Мое первое предприятие на ниве научных экспериментов лежало в области экономики и психологии. Когда мне было около четырнадцати лет, я провел зиму в доме старого фермера по фамилии Джефферсон. Он и его жена были очень добрыми людьми и проявляли ко мне большой интерес. Он любил свою трубку, как большинство пожилых фермеров. Я задался вопросом, не подойдет ли для курения что-нибудь другое вместо табака и не тратит ли он деньги зря на покупку этого товара, раз можно найти дешевую замену. И вот однажды я взял его трубку, вычистил остатки табачного пепла и набил ее спитым чайным листом, который по цвету и общему виду сильно напоминал табак. Я постарался оказаться поблизости, когда он соберется покурить снова. Он раскурил трубку, как обычно, и дымил, судя по всему, с прежним удовольствием, обронив лишь замечание: «Этот табак смахивает на чай». Моя совесть была нечиста, но я не мог ничего сказать.

Отец купил экземпляр «Популярных лекций по науке и искусству» Ларднера. В них я впервые прочел об электричестве. Я помню связанный с этим случай. В описании Ларднера лейденской банки единственным внутренним проводником выступает вода. Чудеса недавно изобретенного телеграфа тогда разъяснялись народу в глухих местах разъездными лекторами. Один из них прибыл в Клементс, где мы тогда жили, с кучей аппаратуры, среди которой обнаружилось то, в чем я признал лейденскую банку. снаружи она была покрыта станиолем, но внутреннего покрытия или чего-либо, что могло послужить необходимым проводником, я не заметил. И тогда с величайшей робостью я спросил лектора, пока он расставлял свои вещи, не собирается ли он налить в банку воды.

«Нет, мальчик мой, — последовал его ответ, — я закладываю туда молнию».

Я удивлялся, как это «молния» собирается передаваться на внутреннюю поверхность стекла без какого-либо проводника вроде воды, но был слишком смущен, чтобы задать этот вопрос.

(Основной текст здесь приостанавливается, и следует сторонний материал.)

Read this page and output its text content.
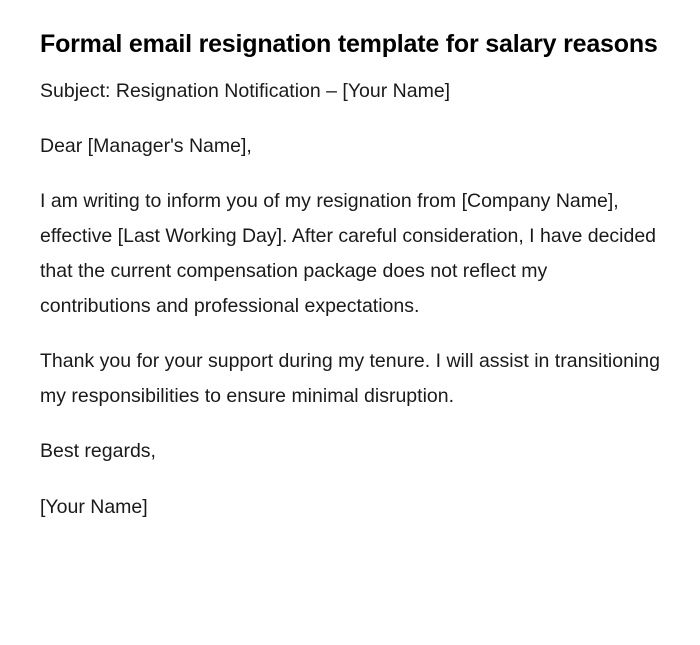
Formal email resignation template for salary reasons

Subject: Resignation Notification – [Your Name]

Dear [Manager's Name],

I am writing to inform you of my resignation from [Company Name], effective [Last Working Day]. After careful consideration, I have decided that the current compensation package does not reflect my contributions and professional expectations.

Thank you for your support during my tenure. I will assist in transitioning my responsibilities to ensure minimal disruption.

Best regards,

[Your Name]
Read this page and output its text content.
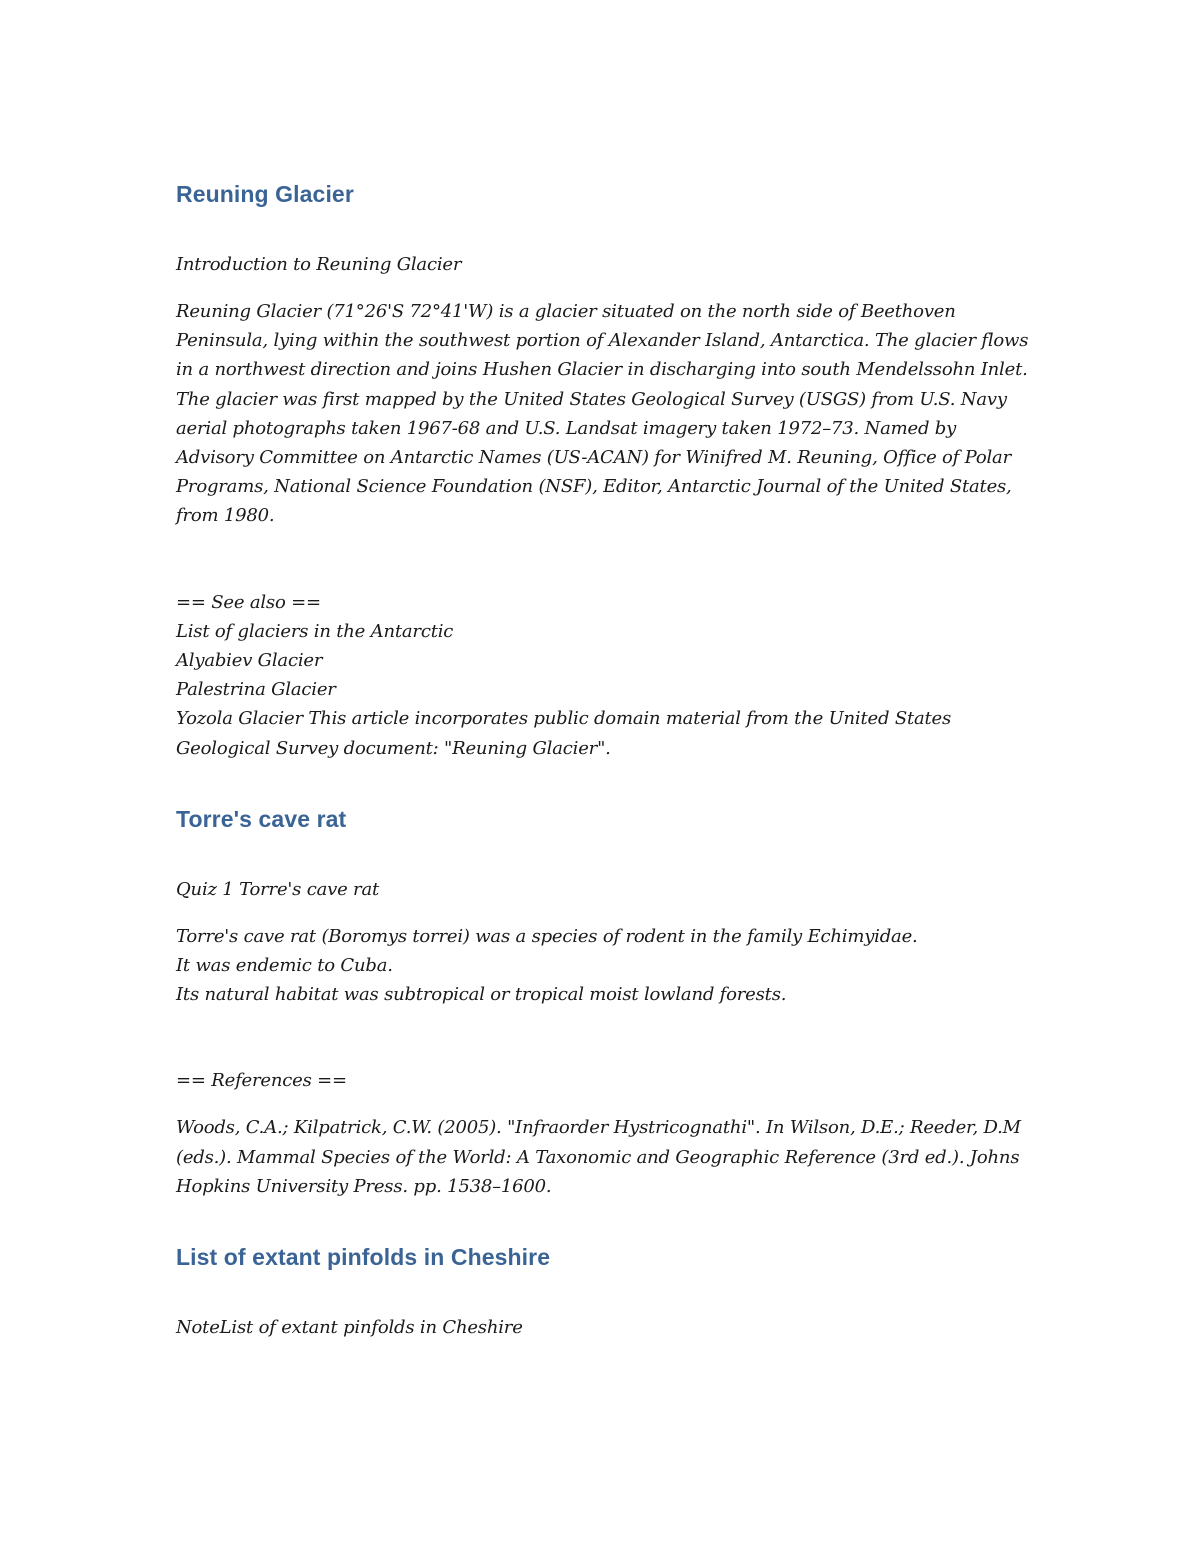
Reuning Glacier

Introduction to Reuning Glacier

Reuning Glacier (71°26'S 72°41'W) is a glacier situated on the north side of Beethoven
Peninsula, lying within the southwest portion of Alexander Island, Antarctica. The glacier flows
in a northwest direction and joins Hushen Glacier in discharging into south Mendelssohn Inlet.
The glacier was first mapped by the United States Geological Survey (USGS) from U.S. Navy
aerial photographs taken 1967-68 and U.S. Landsat imagery taken 1972–73. Named by
Advisory Committee on Antarctic Names (US-ACAN) for Winifred M. Reuning, Office of Polar
Programs, National Science Foundation (NSF), Editor, Antarctic Journal of the United States,
from 1980.
== See also ==
List of glaciers in the Antarctic
Alyabiev Glacier
Palestrina Glacier
Yozola Glacier This article incorporates public domain material from the United States
Geological Survey document: "Reuning Glacier".
Torre's cave rat

Quiz 1 Torre's cave rat

Torre's cave rat (Boromys torrei) was a species of rodent in the family Echimyidae.
It was endemic to Cuba.
Its natural habitat was subtropical or tropical moist lowland forests.

== References ==

Woods, C.A.; Kilpatrick, C.W. (2005). "Infraorder Hystricognathi". In Wilson, D.E.; Reeder, D.M
(eds.). Mammal Species of the World: A Taxonomic and Geographic Reference (3rd ed.). Johns
Hopkins University Press. pp. 1538–1600.
List of extant pinfolds in Cheshire

NoteList of extant pinfolds in Cheshire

«Навигатор» Мура обучал не только весьма грубому подобию тригонометрии, но и многому такому, что касалось военных кораблей его времени. Для мальчика, жившего на морском берегу и вполне естественно считавшего военный корабль одним из величайших творений человека, эта книга представляла огромный интерес.

Несмотря на описанное интеллектуальное наслаждение, мое детство в целом было полно грусти. Изредка моя любовь к книгам удостаивалась хвалебного слова от какого-нибудь гостя, быть может, методистского проповедника, который трепал меня по макушке с одобрением. В остальном это вызывало лишь неприятные возгласы удивления.

«Вы и не поверите, какая у этого парня ученость. У него учености больше, чем у всех здешних людей вместе взятых», — услышал я однажды слова одного фермера, обращенные к другому, и тот смотрел на меня — по моим собственным ощущениям — так, словно я был каким-то уродливым монстром, сформировавшимся еще в утробе. Вместо того чтобы чувствовать, будто моя склонность к книгам представляет собой нечто ценное, я смотрел на себя как на lusus naturae (прим. автора: игра природы), которого природа жестоко создала страдающим от ненормального устроения, и сокрушался, что почему-то никогда не смогу стать похожим на других мальчишек.

Описанная моим отцом неуклюжесть, которую я вполне осознавал, добавляла мне чувства собственной неприспособленности к окружающему миру. Навыки, необходимые в крестьянском труде, были мне недоступны, а умение управлять волами считалось одним из самых ценных достоинств. Я остро ощущал свою неспособность достичь даже похвальной посредственности в этой ветви сельскохозяйственной профессии. Было унизительно наблюдать за ловкими движениями кнута и слушать поток повелительных окриков, с помощью которых молодой фермер приводил в движение упряжку этих невозмутимых животных после того, как они не реагировали на мои вежливые просьбы, хотя те и выражались на лучшем бычачьем языке.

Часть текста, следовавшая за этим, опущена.